Currently the top brand on Pinterest is Perfect Palette, a wedding blog providing color palette recommendations for brides-to-be. Perfect Palette has almost 250,000 followers while the next brands are a distant second. Real Simple and HGTV have 100,000 and 50,000 brand followers respectively. This is a drop in the bucket when compared to the number of followers the top brands on Facebook had amassed after two years.
Take Procter and Gamble for example. With brands like Tide, Febreze, Pampers and Swiffer clearly targeting women as their core demographic, Pinterest presents the perfect platform through which to promote brand advocacy, grow affinity and inspire purchase. The potential to harness communal value, then using it to generate momentum behind a product is tremendous. Add to that, Facebook and Twitter integration points and you have the ability as a brand advertiser, to maximize impact and exposure across multiple social touchpoints.

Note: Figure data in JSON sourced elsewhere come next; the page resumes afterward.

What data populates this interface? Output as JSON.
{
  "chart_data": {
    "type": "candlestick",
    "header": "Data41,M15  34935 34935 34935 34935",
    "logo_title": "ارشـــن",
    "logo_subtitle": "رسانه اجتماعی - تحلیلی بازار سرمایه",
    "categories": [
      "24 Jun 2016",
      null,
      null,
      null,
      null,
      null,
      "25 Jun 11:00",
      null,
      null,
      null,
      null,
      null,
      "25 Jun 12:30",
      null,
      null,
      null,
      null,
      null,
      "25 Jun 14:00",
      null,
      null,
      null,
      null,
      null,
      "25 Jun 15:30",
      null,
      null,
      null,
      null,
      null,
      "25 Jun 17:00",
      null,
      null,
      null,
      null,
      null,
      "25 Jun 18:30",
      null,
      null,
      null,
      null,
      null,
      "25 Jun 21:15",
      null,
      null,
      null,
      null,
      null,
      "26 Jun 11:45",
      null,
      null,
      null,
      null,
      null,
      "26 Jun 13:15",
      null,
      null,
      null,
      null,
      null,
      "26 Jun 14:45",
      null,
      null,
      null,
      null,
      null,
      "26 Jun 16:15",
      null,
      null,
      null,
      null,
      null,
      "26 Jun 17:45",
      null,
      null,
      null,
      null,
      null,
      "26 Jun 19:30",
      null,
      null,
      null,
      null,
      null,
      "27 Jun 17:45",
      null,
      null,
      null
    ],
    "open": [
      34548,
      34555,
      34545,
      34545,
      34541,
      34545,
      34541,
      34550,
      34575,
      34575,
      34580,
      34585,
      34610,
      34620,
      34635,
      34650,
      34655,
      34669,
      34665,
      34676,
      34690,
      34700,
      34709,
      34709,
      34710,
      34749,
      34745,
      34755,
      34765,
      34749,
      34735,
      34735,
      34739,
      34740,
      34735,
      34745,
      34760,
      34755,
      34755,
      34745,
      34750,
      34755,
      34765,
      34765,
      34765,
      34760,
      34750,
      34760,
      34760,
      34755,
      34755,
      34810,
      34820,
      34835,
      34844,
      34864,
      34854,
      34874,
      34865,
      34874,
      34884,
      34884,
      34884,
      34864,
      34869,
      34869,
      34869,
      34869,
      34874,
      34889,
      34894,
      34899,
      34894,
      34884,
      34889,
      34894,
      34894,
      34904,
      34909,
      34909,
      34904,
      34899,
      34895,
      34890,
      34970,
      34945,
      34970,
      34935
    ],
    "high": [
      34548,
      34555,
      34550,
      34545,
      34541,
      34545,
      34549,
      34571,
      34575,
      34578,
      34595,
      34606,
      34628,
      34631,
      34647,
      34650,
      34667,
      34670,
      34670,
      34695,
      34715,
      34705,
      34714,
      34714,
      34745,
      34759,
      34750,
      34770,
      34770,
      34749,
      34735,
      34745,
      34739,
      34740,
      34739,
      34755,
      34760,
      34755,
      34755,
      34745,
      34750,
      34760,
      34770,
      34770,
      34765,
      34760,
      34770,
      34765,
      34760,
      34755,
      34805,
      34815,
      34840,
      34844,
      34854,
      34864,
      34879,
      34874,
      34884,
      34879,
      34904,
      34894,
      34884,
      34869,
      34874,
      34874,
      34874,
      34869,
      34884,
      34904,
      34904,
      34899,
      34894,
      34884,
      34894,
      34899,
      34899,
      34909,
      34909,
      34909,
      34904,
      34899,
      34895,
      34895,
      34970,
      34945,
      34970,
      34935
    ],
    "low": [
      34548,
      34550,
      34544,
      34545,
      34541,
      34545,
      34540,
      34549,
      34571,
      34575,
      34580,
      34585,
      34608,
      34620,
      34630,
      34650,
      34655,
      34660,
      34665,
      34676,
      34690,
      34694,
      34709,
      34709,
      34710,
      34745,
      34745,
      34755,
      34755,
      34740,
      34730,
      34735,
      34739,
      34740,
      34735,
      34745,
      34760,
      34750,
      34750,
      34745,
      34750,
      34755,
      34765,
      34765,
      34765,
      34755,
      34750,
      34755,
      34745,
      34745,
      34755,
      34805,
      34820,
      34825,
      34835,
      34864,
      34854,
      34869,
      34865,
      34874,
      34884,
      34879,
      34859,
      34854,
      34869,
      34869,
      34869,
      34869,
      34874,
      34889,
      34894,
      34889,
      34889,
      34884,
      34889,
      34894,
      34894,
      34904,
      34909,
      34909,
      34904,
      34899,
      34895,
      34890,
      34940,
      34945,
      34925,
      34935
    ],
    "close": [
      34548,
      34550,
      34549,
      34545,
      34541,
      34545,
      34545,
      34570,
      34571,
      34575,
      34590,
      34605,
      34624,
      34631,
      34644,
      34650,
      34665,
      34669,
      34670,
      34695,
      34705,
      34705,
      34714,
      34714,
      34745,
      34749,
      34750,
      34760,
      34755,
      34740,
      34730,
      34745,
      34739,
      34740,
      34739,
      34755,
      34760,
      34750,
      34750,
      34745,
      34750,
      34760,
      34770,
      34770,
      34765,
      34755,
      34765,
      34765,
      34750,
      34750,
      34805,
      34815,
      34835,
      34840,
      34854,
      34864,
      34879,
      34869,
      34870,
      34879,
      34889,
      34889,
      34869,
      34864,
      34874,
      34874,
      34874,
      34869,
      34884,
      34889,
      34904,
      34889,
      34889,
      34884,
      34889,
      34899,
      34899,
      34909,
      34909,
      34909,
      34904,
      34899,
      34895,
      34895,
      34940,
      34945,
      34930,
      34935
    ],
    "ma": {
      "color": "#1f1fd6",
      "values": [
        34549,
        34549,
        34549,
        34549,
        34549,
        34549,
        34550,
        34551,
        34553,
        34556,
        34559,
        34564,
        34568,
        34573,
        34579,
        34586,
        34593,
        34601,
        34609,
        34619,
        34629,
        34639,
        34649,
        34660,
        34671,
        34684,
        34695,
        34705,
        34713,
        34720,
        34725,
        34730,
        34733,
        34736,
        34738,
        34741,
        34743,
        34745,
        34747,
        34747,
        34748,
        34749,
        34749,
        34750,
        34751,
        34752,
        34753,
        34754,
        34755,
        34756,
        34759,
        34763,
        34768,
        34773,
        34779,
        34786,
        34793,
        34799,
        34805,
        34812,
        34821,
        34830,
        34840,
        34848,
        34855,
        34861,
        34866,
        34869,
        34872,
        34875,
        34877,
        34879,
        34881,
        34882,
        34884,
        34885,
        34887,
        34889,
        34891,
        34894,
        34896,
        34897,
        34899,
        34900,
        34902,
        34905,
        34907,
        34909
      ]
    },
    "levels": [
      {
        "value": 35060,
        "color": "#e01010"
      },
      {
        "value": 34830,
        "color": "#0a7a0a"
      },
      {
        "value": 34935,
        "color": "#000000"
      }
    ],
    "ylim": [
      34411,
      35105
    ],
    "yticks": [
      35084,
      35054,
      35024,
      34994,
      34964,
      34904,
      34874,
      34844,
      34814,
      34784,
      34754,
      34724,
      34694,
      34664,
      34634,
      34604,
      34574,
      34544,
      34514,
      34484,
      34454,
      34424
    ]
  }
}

Buyers referred from Pinterest are 10% more likely to buy something and spend 10% more on average than visitors who arrive from other social networks. Pinterest takes the best of Facebook and creates a simple amalgamation of social features. Sleek design and nice visuals coupled with brief captions, provide the ideal type of platform to host a variety of indirect advertising rarely used as effectively. To further validate this, a branded pin without price is twice as likely to be shared than the same pin with a price. Right now one of the most liked and re-pinnned items on Pinterest is a bra with iPhone pocket aptly named the Joey Bra. An end user on Pinterest can not only like or repin the bra, but they can also click-through to purchase on the brand’s site.
It’s only a matter of time before an influx of brands bombard Pinterest, similar to the way they did Facebook. With that in mind, it’s prime time for marketers to capitalize on the lack of clutter. A smart brand would make Pinterest a key component in its social strategy. A highly visual integrated campaign, leveraging the connectivity with Facebook and Twitter to share out content from Pinterest and then link back to it, would be ideal. The way Pinterest lends itself to recommendations and the ease at which those recommendations can be shared while closing the loop to purchase, is an example of the functionality and UI so many other platforms are trying to create or evolve to. That said, at least for now we can appreciate Pinterest for what it is, while at the same time, preparing for what’s to come.